Shocked, angry, frustrated?
These are normally the emotions we feel when something unexpected happens.
When its an unexpected financial event, it can be even worse.
Money is one of those things, it can either be something we feel comfortable talking about, or something that makes us entirely uncomfortable.
When it comes to unexpected events, there is no more frustrating experience than learning you have a massive tax bill and having no idea why.
As an executive in a large technology firm, you are aware of the employee shares you get.
I won’t talk about the employee shares you can buy with your salary at a discount today.
I am talking about those shares you go that vested in few years into your role and which you then received over the next two to four years.
If you keep smashing your targets, you will keep getting them.
But how do you manage the tax that comes from these?
If you want a comprehensive guide, check out our Definitive Guide to RSU’s here https://www.chrisnairn.com.au/free-reports/ you can download for free.
To help, there are 3 ways you can manage your employee shares and the tax issues that come from these.
Estimate the tax position each year.
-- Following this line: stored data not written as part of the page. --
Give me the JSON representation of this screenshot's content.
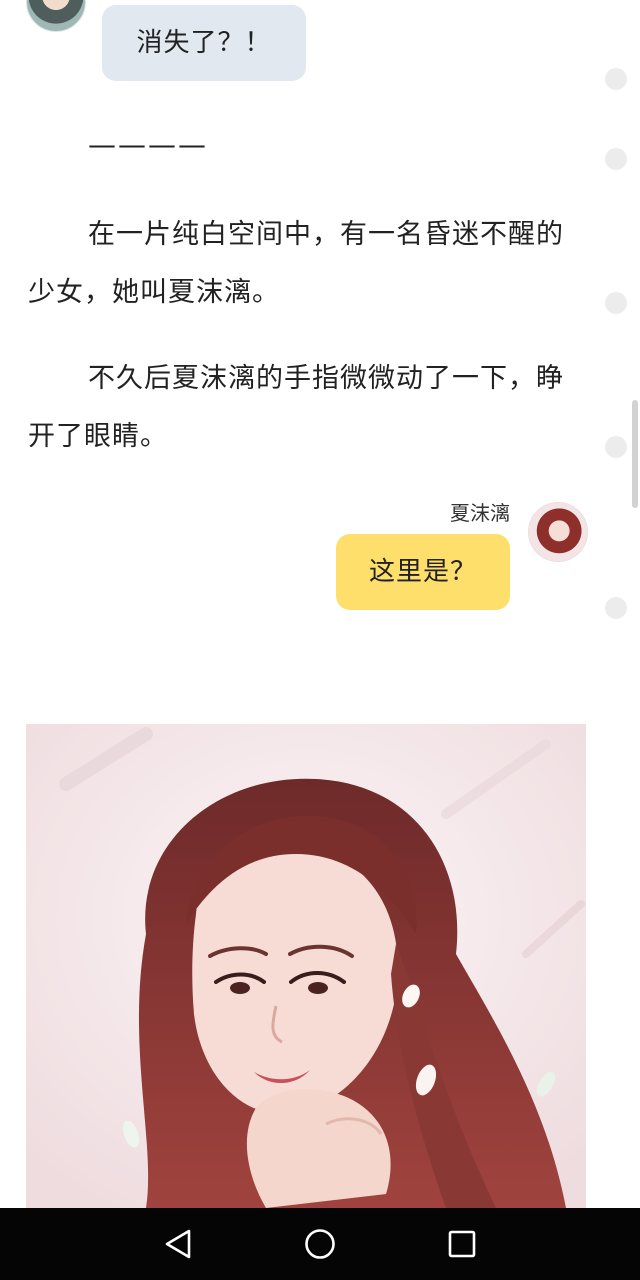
{
  "chat": {
    "incoming_message": "消失了？！",
    "outgoing_speaker": "夏沫漓",
    "outgoing_message": "这里是？"
  },
  "story": {
    "divider": "————",
    "paragraph_1": "在一片纯白空间中，有一名昏迷不醒的少女，她叫夏沫漓。",
    "paragraph_2": "不久后夏沫漓的手指微微动了一下，睁开了眼睛。"
  },
  "colors": {
    "incoming_bubble": "#e1e8f0",
    "outgoing_bubble": "#ffdf6b",
    "nav_bar": "#050505"
  },
  "icons": {
    "nav_back": "triangle-back-icon",
    "nav_home": "circle-home-icon",
    "nav_recent": "square-recent-icon"
  }
}
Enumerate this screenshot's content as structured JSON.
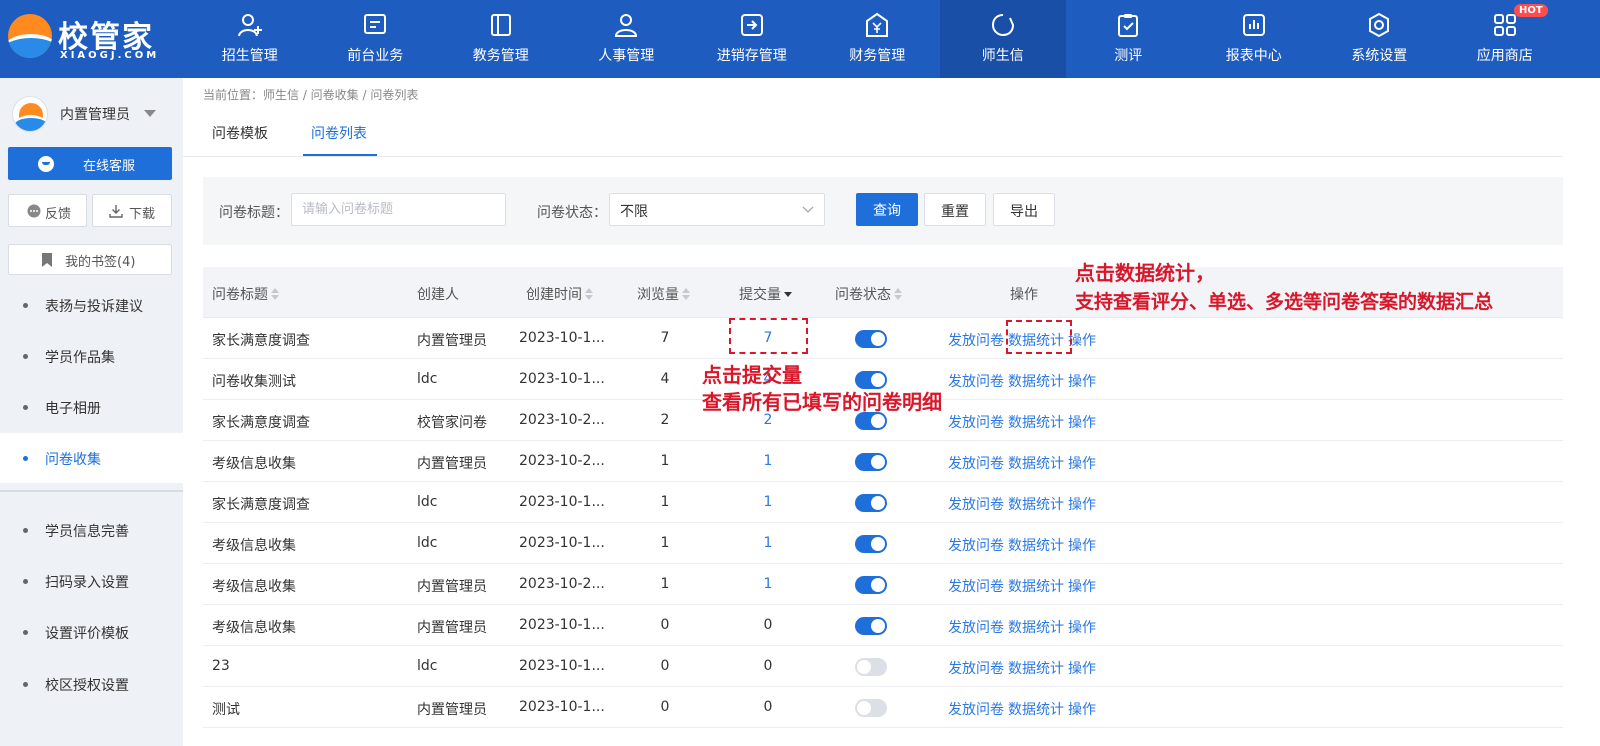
{
  "logo": {
    "text": "校管家",
    "sub": "XIAOGJ.COM"
  },
  "nav": [
    {
      "label": "招生管理",
      "icon": "user-add-icon"
    },
    {
      "label": "前台业务",
      "icon": "monitor-icon"
    },
    {
      "label": "教务管理",
      "icon": "book-icon"
    },
    {
      "label": "人事管理",
      "icon": "person-icon"
    },
    {
      "label": "进销存管理",
      "icon": "inventory-icon"
    },
    {
      "label": "财务管理",
      "icon": "money-icon"
    },
    {
      "label": "师生信",
      "icon": "message-icon",
      "active": true
    },
    {
      "label": "测评",
      "icon": "clipboard-icon"
    },
    {
      "label": "报表中心",
      "icon": "chart-icon"
    },
    {
      "label": "系统设置",
      "icon": "settings-icon"
    },
    {
      "label": "应用商店",
      "icon": "apps-icon",
      "badge": "HOT"
    }
  ],
  "sidebar": {
    "user_name": "内置管理员",
    "service_label": "在线客服",
    "feedback_label": "反馈",
    "download_label": "下载",
    "bookmark_label": "我的书签(4)",
    "menu": [
      {
        "label": "表扬与投诉建议"
      },
      {
        "label": "学员作品集"
      },
      {
        "label": "电子相册"
      },
      {
        "label": "问卷收集",
        "active": true
      },
      {
        "label": "学员信息完善"
      },
      {
        "label": "扫码录入设置"
      },
      {
        "label": "设置评价模板"
      },
      {
        "label": "校区授权设置"
      }
    ]
  },
  "breadcrumb": "当前位置：师生信 / 问卷收集 / 问卷列表",
  "tabs": [
    {
      "label": "问卷模板"
    },
    {
      "label": "问卷列表",
      "active": true
    }
  ],
  "filter": {
    "title_label": "问卷标题：",
    "title_placeholder": "请输入问卷标题",
    "status_label": "问卷状态：",
    "status_value": "不限",
    "query_label": "查询",
    "reset_label": "重置",
    "export_label": "导出"
  },
  "table": {
    "headers": {
      "title": "问卷标题",
      "creator": "创建人",
      "created": "创建时间",
      "views": "浏览量",
      "submits": "提交量",
      "status": "问卷状态",
      "actions": "操作"
    },
    "action_labels": {
      "publish": "发放问卷",
      "stats": "数据统计",
      "ops": "操作"
    },
    "rows": [
      {
        "title": "家长满意度调查",
        "creator": "内置管理员",
        "created": "2023-10-1...",
        "views": "7",
        "submits": "7",
        "status_on": true
      },
      {
        "title": "问卷收集测试",
        "creator": "ldc",
        "created": "2023-10-1...",
        "views": "4",
        "submits": "4",
        "status_on": true
      },
      {
        "title": "家长满意度调查",
        "creator": "校管家问卷",
        "created": "2023-10-2...",
        "views": "2",
        "submits": "2",
        "status_on": true
      },
      {
        "title": "考级信息收集",
        "creator": "内置管理员",
        "created": "2023-10-2...",
        "views": "1",
        "submits": "1",
        "status_on": true
      },
      {
        "title": "家长满意度调查",
        "creator": "ldc",
        "created": "2023-10-1...",
        "views": "1",
        "submits": "1",
        "status_on": true
      },
      {
        "title": "考级信息收集",
        "creator": "ldc",
        "created": "2023-10-1...",
        "views": "1",
        "submits": "1",
        "status_on": true
      },
      {
        "title": "考级信息收集",
        "creator": "内置管理员",
        "created": "2023-10-2...",
        "views": "1",
        "submits": "1",
        "status_on": true
      },
      {
        "title": "考级信息收集",
        "creator": "内置管理员",
        "created": "2023-10-1...",
        "views": "0",
        "submits": "0",
        "status_on": true
      },
      {
        "title": "23",
        "creator": "ldc",
        "created": "2023-10-1...",
        "views": "0",
        "submits": "0",
        "status_on": false
      },
      {
        "title": "测试",
        "creator": "内置管理员",
        "created": "2023-10-1...",
        "views": "0",
        "submits": "0",
        "status_on": false
      }
    ]
  },
  "annotations": {
    "stats_line1": "点击数据统计，",
    "stats_line2": "支持查看评分、单选、多选等问卷答案的数据汇总",
    "submit_line1": "点击提交量",
    "submit_line2": "查看所有已填写的问卷明细"
  },
  "colors": {
    "brand": "#1f5cc0",
    "accent": "#1e6fd9",
    "annotation": "#d8172b"
  }
}
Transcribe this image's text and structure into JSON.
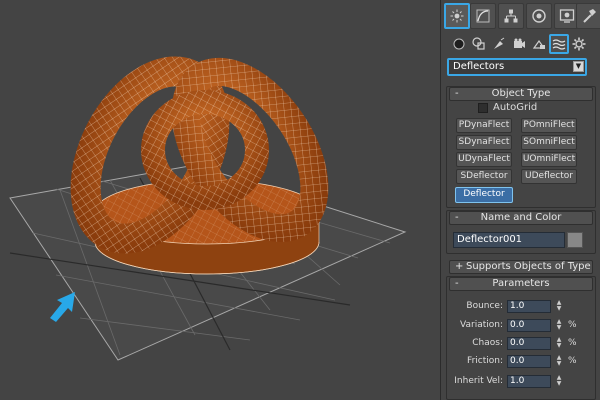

Know how many shares vested that financial year and you can estimate the amount of tax you may be up for.
Once you know the tax, you can put a plan in place to put funds aside to pay for the tax. In most cases, people don’t have enough spare cash lying around, so it makes sense to consider selling your employee shares.
And finally, understand the cost base and your capital gain consideration for each parcel before selling. You don’t want to be in a position where you make a decision that is going to cost you more $ in tax than you need to by selling.
There you have it. 3 steps to manage your employee shares.